Annuaire africain de droit international

Volume 25 (2021)

Appel à contributions

Les rédacteurs de l’Annuaire Africain de Droit international sont actuellement occupés à la préparation du volume 25 de l’Annuaire et aimeraient,  à cet effet, vous inviter à apporter votre contribution à ce nouveau volume sous la forme  d’un article, d’une note ou d’un commentaire (sur des développements récents survenus en Afrique ou d’un intérêt particulier pour l’Afrique), ou encore d’une brève revue de la pratique étatique ou jurisprudentielle dans les pays africains.

La structure de ce 25e volume sera plus ou moins calquée sur celle des précédents, c’est-à-dire qu’elle consistera en des articles sur le thème spécial; des articles d’ordre général ; des notes et commentaires ; des comptes rendus de lecture ; des textes et documents  (essentiellement résolutions de l’Union africaine et conventions africaines) ; et une rubrique consacrée à la pratique des Etats en matière de droit international.

Le thème spécial de ce 25e volume sera « La Zone de libre-échange continentale africaine ».  La note conceptuelle relative à ce thème est jointe au présent appel à contributions.
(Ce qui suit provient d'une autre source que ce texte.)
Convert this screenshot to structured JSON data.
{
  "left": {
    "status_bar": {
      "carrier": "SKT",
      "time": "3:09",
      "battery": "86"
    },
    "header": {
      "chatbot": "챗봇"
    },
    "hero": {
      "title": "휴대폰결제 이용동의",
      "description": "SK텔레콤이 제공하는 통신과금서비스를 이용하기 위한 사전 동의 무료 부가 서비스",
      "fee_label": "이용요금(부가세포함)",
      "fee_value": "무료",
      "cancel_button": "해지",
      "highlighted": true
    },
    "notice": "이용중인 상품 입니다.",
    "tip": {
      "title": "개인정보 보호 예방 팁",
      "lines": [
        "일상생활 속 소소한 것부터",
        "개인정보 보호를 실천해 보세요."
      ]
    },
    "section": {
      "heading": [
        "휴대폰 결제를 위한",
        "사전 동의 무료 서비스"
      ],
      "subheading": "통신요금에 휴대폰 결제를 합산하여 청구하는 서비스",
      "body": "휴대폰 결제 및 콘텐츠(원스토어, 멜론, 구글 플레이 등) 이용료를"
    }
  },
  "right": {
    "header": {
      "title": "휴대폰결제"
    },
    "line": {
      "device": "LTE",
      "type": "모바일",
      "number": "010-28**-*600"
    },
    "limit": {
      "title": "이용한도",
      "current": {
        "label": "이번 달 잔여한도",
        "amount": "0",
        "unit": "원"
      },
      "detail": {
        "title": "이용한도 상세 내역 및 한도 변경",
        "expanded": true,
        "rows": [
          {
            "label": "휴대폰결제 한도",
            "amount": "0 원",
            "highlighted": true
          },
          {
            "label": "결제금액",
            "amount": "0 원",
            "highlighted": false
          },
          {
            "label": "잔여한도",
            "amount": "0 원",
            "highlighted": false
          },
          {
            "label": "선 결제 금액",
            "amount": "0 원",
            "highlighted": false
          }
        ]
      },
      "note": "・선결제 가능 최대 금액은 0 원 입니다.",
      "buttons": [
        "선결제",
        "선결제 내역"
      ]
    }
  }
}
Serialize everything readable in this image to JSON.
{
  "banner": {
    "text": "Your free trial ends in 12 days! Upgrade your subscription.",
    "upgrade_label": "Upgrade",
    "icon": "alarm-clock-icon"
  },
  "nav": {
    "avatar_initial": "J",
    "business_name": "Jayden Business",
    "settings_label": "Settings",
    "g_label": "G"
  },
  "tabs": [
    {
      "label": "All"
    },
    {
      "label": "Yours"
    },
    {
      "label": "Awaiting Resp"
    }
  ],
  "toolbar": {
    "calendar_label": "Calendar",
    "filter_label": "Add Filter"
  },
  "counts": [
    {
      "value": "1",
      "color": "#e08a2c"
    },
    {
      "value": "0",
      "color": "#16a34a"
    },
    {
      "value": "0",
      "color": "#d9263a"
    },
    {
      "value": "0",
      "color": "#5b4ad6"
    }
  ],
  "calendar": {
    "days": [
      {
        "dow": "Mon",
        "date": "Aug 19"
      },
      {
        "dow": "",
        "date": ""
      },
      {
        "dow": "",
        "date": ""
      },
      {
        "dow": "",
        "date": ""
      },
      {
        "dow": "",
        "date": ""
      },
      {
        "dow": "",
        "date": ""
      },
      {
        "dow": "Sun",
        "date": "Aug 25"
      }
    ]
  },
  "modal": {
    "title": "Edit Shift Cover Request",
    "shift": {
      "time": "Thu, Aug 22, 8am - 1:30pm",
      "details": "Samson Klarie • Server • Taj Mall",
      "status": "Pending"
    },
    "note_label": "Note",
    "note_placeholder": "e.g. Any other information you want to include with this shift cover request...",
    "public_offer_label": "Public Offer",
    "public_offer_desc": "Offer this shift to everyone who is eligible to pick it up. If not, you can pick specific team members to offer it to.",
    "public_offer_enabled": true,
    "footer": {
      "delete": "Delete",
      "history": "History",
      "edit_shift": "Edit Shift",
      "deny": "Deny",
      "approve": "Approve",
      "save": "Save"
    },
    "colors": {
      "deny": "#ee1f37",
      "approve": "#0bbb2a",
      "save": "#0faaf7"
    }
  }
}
En ce qui concerne les articles généraux, les conflits internes en Afrique, le droit humanitaire, les droits de l’homme, le droit international pénal, le développement et la coopération internationale, la protection de l’environnement, le règlement pacifique des différends, l’évolution des organisations régionales ou sous régionales africaines, ou d’autres questions de droit international général sont, entre autres, autant de sujets sur lesquels votre contribution serait particulièrement appréciée.

Dans la rubrique consacrée à la pratique des Etats, de courtes études analytiques d’accords régionaux ou sous régionaux d’intégration ou de coopération, de pratiques ou proclamations diplomatiques, de décisions judiciaires ou arbitrales, et sur des différends potentiels ou non- résolus seront les bienvenues.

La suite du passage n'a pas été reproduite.